Jack Antonoff with his girlfriend, the writer, director and actress Lena Dunham. Credit Jamie McCarthy/Getty Images

It’s a combination of plain ambition and a commitment to a bespoke quality that links Mr. Antonoff’s work for himself and others.

“He wanted to be the biggest and the coolest,” Tyler Childs, Mr. Antonoff’s manager, recalled of the period after “We Are Young,” when pop doors were just starting to open. Mr. Childs credits Mr. Antonoff with “moving the radio toward him,” with songs that have a personal touch — and pretty much never a carefree attitude — but do not sacrifice any bigness in sound.

Mr. Antonoff knows he is “straddling a lot of fences,” merging an indie ethos and megastar associations. But “the whole goal is impact,” he said. “I love connected culture. You can say forget it,” he continued, using stronger language, “and go into your corner of the sandbox, or you can try to make a difference” on a wide scale.

He is also fixated on using his resources in honorable, inventive ways. For “Gone Now,” that meant executing his most quixotic idea to date: removing his teenage bedroom — where he lived until he was 27 — from his parents’ home, replicating it exactly in a trailer and taking it on tour. It’s part art installation, part interactive listening parlor, Mr. Antonoff explained, so fans can hear the album “where it was most inspired in the first place.”

“They can be there, touch things, feel the work where my heart and soul is,” he said, happily admitting that the project has been “financially crippling.”

Earlier this month, on a trip to check the progress for the first time, Mr. Antonoff was giddy as he approached the disembodied room, which from the outside resembled a Monopoly hotel.

Jack Antonoff’s teenage bedroom was replicated in a trailer to take on tour. Credit Tawni Bannister for The New York Times

Jack Antonoff’s teenage bedroom was replicated in a trailer to take on tour.

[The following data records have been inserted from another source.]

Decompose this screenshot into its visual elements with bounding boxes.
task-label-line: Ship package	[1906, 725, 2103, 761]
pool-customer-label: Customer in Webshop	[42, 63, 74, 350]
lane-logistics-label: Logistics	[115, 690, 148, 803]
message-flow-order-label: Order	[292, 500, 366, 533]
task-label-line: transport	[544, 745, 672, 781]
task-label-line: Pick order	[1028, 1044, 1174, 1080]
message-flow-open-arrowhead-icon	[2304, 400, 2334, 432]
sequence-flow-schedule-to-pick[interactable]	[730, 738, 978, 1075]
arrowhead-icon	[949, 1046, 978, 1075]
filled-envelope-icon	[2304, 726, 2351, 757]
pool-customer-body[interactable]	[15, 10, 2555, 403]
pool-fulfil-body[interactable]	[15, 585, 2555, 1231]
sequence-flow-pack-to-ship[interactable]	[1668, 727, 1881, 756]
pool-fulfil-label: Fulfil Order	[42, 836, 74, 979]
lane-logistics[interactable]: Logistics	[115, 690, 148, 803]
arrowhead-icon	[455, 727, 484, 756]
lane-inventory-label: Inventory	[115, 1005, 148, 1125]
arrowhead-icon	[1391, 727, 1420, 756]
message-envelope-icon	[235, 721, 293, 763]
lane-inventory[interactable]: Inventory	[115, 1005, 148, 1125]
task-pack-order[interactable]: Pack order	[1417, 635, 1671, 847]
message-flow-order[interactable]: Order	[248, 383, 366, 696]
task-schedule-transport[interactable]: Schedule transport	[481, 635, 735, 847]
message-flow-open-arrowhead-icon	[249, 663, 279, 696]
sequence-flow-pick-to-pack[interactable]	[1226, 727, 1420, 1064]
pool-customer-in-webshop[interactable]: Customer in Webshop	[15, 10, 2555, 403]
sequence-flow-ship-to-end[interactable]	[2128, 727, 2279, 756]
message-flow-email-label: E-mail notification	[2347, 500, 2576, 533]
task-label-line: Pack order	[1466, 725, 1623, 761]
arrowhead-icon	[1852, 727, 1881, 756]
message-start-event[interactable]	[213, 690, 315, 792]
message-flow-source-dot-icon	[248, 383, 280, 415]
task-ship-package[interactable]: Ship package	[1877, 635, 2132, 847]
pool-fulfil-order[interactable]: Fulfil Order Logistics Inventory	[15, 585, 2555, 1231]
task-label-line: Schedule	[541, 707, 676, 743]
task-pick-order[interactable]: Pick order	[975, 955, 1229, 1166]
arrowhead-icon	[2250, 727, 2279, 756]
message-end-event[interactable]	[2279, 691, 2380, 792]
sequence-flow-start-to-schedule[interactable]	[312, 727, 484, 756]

Credit Tawni Bannister for The New York Times

A crew of up to seven people from the company All Valley Yacht Club had been working every day for about two weeks on the transfer, taking almost everything from the cluttered inside space, including wall-to-wall stickers, cutouts, clothes, CDs, the carpet and other ephemera, and placing it back where it belonged in the mobile version. Even handwritten friends’ names and phone numbers were retraced on the wall using carbon paper.

“I cannot believe how perfect it is,” Mr. Antonoff said, digging through his own drawers. “It looks exactly how I left it.” And though the room would be staying with him for a while, Mr. Antonoff grew pensive as he considered what would ultimately be a life purge.

“I need to move on,” he said, contemplating all he had experienced in that space.

Stopping for bagels on the drive back to Brooklyn, Mr. Antonoff was resituated in the present when a car drove by blasting Lorde’s “Green Light.” To hear his work in public has not stopped being exhilarating, he said, as it provides palpable evidence of the kinship he is always seeking through art.

“I could ask anyone here and find a way that they know me,” he had said earlier. “They’ve heard the music. It makes me feel like the world is smaller, like I know people.

“I’m a part of your life,” he added. “You might not know it, but I am.”